Philip Stubbes or Stubbs, writing before the start of Shakespeare's career as a dramatist, criticised this type of crossdressing in his book Anatomie of Abuses (1583). So what was the first English Renaissance play that involved women disguising as men?
Update in response to various comments:
- Crossdressing may have been a feature of a number of plays from classical antiquity, but this is only of limited relevance to my question. A thousand years passed between the end of classical antiquity and the beginning of the English Renaissance. The theatrical tradition had been interrupted; the most common types of plays in Medieval England were mystery plays and morality plays, which were based on a Christian tradition and far removed from the ancient Greek and Roman plays.
- Cross-dressing seems innocuous now (at least in the West), but this was not the case in Shakespeare's time.
- There were sumptuary laws that regulated who could wear what types of clothes or materials; several such laws from the reign of Henry VIII were re-enacted in 1565. For example, only the nobility was allowed to wear imported woollen fabrics; only those with an income of £ 100 per year were allowed to wear satin, damask, silk, camlet or tafetta. The goal of these laws was to keep the "natural" class distinctions intact. (Source: G. Blakemore Evans, ed.: Elizabethan-Jacobean Drama: A New Mermaid Background Book. 1988. Pp. 129f.)
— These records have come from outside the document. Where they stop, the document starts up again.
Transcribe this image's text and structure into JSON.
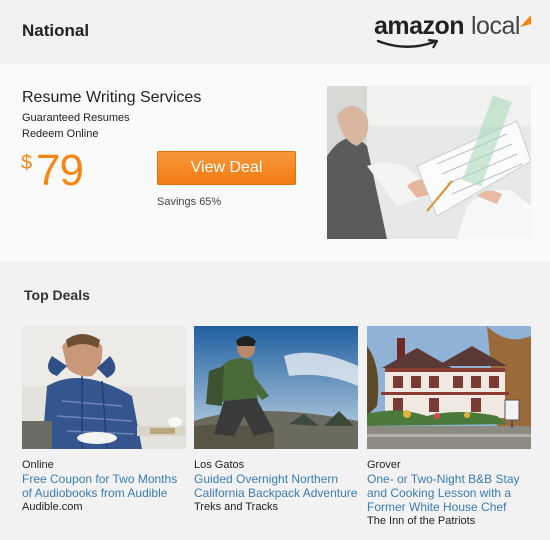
{
  "header": {
    "region": "National",
    "logo_word1": "amazon",
    "logo_word2": "local"
  },
  "hero": {
    "title": "Resume Writing Services",
    "subtitle_lines": [
      "Guaranteed Resumes",
      "Redeem Online"
    ],
    "price_currency": "$",
    "price_amount": "79",
    "button_label": "View Deal",
    "savings": "Savings 65%",
    "accent_color": "#f58612"
  },
  "top_deals": {
    "heading": "Top Deals",
    "cards": [
      {
        "location": "Online",
        "title": "Free Coupon for Two Months of Audiobooks from Audible",
        "merchant": "Audible.com"
      },
      {
        "location": "Los Gatos",
        "title": "Guided Overnight Northern California Backpack Adventure",
        "merchant": "Treks and Tracks"
      },
      {
        "location": "Grover",
        "title": "One- or Two-Night B&B Stay and Cooking Lesson with a Former White House Chef",
        "merchant": "The Inn of the Patriots"
      }
    ]
  },
  "colors": {
    "link": "#3b7cb0",
    "button": "#f58612",
    "page_background": "#f2f2f2"
  }
}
- Cross-dressing was frowned upon; see e.g. Deuteronomy 22:5: "The woman shall not wear that which pertaineth unto a man, neither shall a man put on a woman’s garment; for all who do so are abomination unto the Lord thy God.". "Cross-dressing" could be as simple as women wearing bodices done up with buttons (buttons were very "masculine") or a hat; people were shocked and complained you couldn't tell the sexes apart. (Source: Ruth Goodman: How to Be a Tudor. 2015. Pp. 67, 85.)